— Иоанну Воинственнику? Иоанну Воинственнику, говоришь ты, молебен-то ходил служить? — перебил дьякон.
— Да-с, Иоанну Воинственнику.
— Ну так, брат, поздравляю тебя, совсем не тому святому служил.
— Дьякон! да сделай ты милость, сядь, — решил отец Савелий, — а ты, Николай, продолжай.
— Да что, батюшка, больше продолжать, когда вся уж почти моя сказка и рассказана.

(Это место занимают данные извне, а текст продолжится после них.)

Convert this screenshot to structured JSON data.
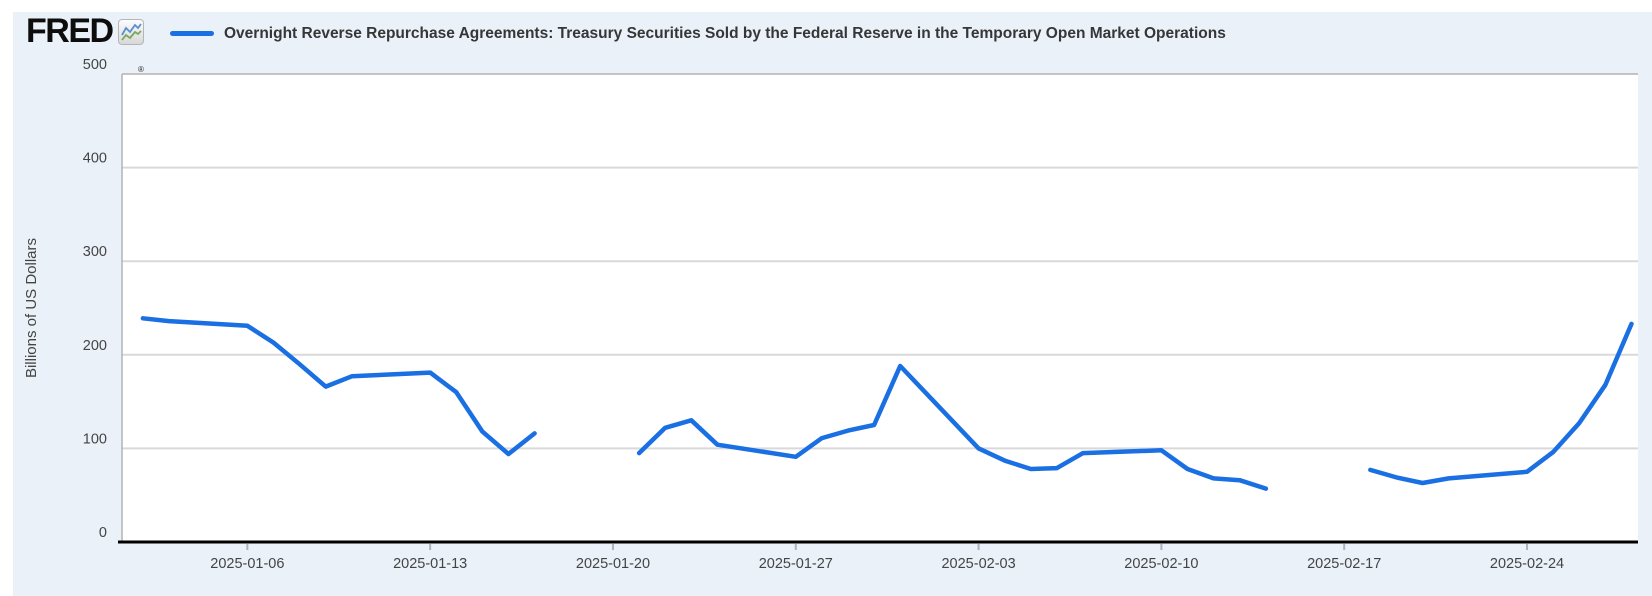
{
  "header": {
    "logo_text": "FRED",
    "registered_mark": "®",
    "logo_icon": "line-chart-icon"
  },
  "chart_data": {
    "type": "line",
    "title": "Overnight Reverse Repurchase Agreements: Treasury Securities Sold by the Federal Reserve in the Temporary Open Market Operations",
    "ylabel": "Billions of US Dollars",
    "ylim": [
      0,
      500
    ],
    "yticks": [
      0,
      100,
      200,
      300,
      400,
      500
    ],
    "xtick_labels": [
      "2025-01-06",
      "2025-01-13",
      "2025-01-20",
      "2025-01-27",
      "2025-02-03",
      "2025-02-10",
      "2025-02-17",
      "2025-02-24"
    ],
    "x_range": [
      "2025-01-01",
      "2025-03-01"
    ],
    "grid": "horizontal",
    "legend_position": "top-left",
    "line_color": "#1a6fe3",
    "points": [
      {
        "date": "2025-01-02",
        "value": 239
      },
      {
        "date": "2025-01-03",
        "value": 236
      },
      {
        "date": "2025-01-06",
        "value": 231
      },
      {
        "date": "2025-01-07",
        "value": 213
      },
      {
        "date": "2025-01-08",
        "value": 190
      },
      {
        "date": "2025-01-09",
        "value": 166
      },
      {
        "date": "2025-01-10",
        "value": 177
      },
      {
        "date": "2025-01-13",
        "value": 181
      },
      {
        "date": "2025-01-14",
        "value": 160
      },
      {
        "date": "2025-01-15",
        "value": 118
      },
      {
        "date": "2025-01-16",
        "value": 94
      },
      {
        "date": "2025-01-17",
        "value": 116
      },
      {
        "date": "2025-01-20",
        "value": null
      },
      {
        "date": "2025-01-21",
        "value": 95
      },
      {
        "date": "2025-01-22",
        "value": 122
      },
      {
        "date": "2025-01-23",
        "value": 130
      },
      {
        "date": "2025-01-24",
        "value": 104
      },
      {
        "date": "2025-01-27",
        "value": 91
      },
      {
        "date": "2025-01-28",
        "value": 111
      },
      {
        "date": "2025-01-29",
        "value": 119
      },
      {
        "date": "2025-01-30",
        "value": 125
      },
      {
        "date": "2025-01-31",
        "value": 188
      },
      {
        "date": "2025-02-03",
        "value": 100
      },
      {
        "date": "2025-02-04",
        "value": 87
      },
      {
        "date": "2025-02-05",
        "value": 78
      },
      {
        "date": "2025-02-06",
        "value": 79
      },
      {
        "date": "2025-02-07",
        "value": 95
      },
      {
        "date": "2025-02-10",
        "value": 98
      },
      {
        "date": "2025-02-11",
        "value": 78
      },
      {
        "date": "2025-02-12",
        "value": 68
      },
      {
        "date": "2025-02-13",
        "value": 66
      },
      {
        "date": "2025-02-14",
        "value": 57
      },
      {
        "date": "2025-02-17",
        "value": null
      },
      {
        "date": "2025-02-18",
        "value": 77
      },
      {
        "date": "2025-02-19",
        "value": 69
      },
      {
        "date": "2025-02-20",
        "value": 63
      },
      {
        "date": "2025-02-21",
        "value": 68
      },
      {
        "date": "2025-02-24",
        "value": 75
      },
      {
        "date": "2025-02-25",
        "value": 96
      },
      {
        "date": "2025-02-26",
        "value": 127
      },
      {
        "date": "2025-02-27",
        "value": 168
      },
      {
        "date": "2025-02-28",
        "value": 233
      }
    ]
  },
  "colors": {
    "page_background": "#ffffff",
    "panel_background": "#eaf1f9",
    "plot_background": "#ffffff",
    "line": "#1a6fe3",
    "gridline": "#d9d9d9",
    "plot_border": "#b3b3b3",
    "x_axis": "#000000",
    "tick_mark": "#a9b4bf",
    "axis_text": "#444444",
    "title_text": "#363636",
    "logo_icon_blue": "#5b8fd4",
    "logo_icon_green": "#7aa860"
  }
}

Едем мы один раз с Марфой Андревной от Иверской божией матери, а генеральша Вихиорова и хлоп на самой Петровке нам навстречу в коляске, и Метта Ивановна с ними. Тут Марфа Андревна все поняли и… поверите ли, государи мои, или нет, тихо, но горько в карете заплакали.
Карлик замолчал.
— Ну, Никола, — подогнал его протопоп Савелий.
— Ну-с, а тут уж что же: как приехали мы домой, они и говорят Алексею Никитичу: «А ты, сынок, говорят, выходишь дурак, что смел свою мать обманывать, да еще квартального приводил», — и с этим велели укладываться и уехали.
Глава пятая
Николай Афанасьевич обернулся на стульце ко всем слушателям и добавил:
— Я ведь вам докладывал, что история самая простая и нисколько не занимательная. А мы, сестрица, — добавил он, вставая, — засим и поедемте!
Марья Афанасьевна стала собираться; но дьякон опять выступил со спором, что Николай Афанасьевич не тому святому молебен служил.
— Это, сударь мой, отец дьякон, не мое дело знать, — оправдывался, отыскивая свой пуховый картуз, Николай Афанасьевич.
— Нет, как же не твое! Непременно твое: ты должен знать, кому молишься.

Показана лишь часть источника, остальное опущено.